On July 14, 2010, the trial court held a brief pretrial conference with the parties. When discussing why the trial court denied Evans’s previously filed motion for summary judgment, the court stated that it could not reach the issue of Vinson’s testamentary capacity to execute the Second Will because the statute of limitations had expired and the only exceptions were for forgery or fraud and “there is no discovery rule for testamentary capacity.” The court also expressed its opinion that Evans could not utilize the discovery rule because she had constructive notice that the Second Will had been admitted to probate, and, thus, the statute of limitations began running on that date.

The trial court held a bench trial on July 19, 2010. The court granted a directed verdict in favor of Allen, concluding that the discovery rule does not apply to questions of testamentary capacity and, therefore, the statute of limitations bars her will contest. The court allowed Evans’s counsel to make a bill of exceptions, during which he called Evans, Allen, and Allen’s attorney to testify. Evans testified that she did not know that the Second Will existed until Allen served her with a petition claiming that Evans owed money to Vinson’s estate.
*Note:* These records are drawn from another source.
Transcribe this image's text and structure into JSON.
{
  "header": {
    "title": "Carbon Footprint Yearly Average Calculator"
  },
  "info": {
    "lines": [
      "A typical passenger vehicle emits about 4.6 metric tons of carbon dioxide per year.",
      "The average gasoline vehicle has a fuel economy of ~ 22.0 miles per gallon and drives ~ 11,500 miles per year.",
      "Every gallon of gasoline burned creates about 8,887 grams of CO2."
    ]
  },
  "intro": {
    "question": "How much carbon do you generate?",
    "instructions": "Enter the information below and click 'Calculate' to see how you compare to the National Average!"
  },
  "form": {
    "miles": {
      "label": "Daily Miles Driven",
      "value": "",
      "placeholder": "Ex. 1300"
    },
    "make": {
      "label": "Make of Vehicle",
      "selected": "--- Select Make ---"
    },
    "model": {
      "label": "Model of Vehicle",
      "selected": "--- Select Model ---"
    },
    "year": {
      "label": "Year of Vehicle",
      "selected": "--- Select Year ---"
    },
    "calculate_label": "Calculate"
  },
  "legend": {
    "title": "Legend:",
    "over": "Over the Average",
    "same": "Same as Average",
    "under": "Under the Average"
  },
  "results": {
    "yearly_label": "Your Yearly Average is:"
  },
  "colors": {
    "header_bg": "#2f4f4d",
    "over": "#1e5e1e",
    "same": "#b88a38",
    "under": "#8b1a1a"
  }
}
Allen testified that she was Vinson’s guardian, that she had participated in the guardianship proceedings, that she never asked the probate court to restore Vinson’s capacity before he died, and that Vinson’s capacity had not been restored by the court at the time he executed the Second Will. Allen’s attorney also testified that no court proceedings restoring Vinson’s capacity ever occurred.

The trial court subsequently signed a final judgment denying Evans’s will contest and ordering that Evans take nothing. At Evans’s request, the trial court then issued the following findings of fact:

1. The Deceased, William Vinson (“Decedent”), executed a Last Will and Testament on December 22, 2006 [that] appointed Betty Allen as his Independent Executrix.
2. Mr. Vinson passed away on January 18, 2007, and an Application to Probate his Will was filed on January 30, 2007.
3. On February 28, 2007 this Probate Court entered an Order Probating Will [and] Authorizing Letters Testamentary, and issued Letters Testamentary to Betty J. Allen as the independent executrix of Mr. Vinson’s estate. There was no contest to the will on file at that time.
4. On or about April 13, 2007 Ollie L. Evans (“Contestant”) received direct notification of Betty Allen’s appointment as executrix and the probating of the December 2006 Will along with a demand for release of assets and property belonging to the Estate of William Vinson.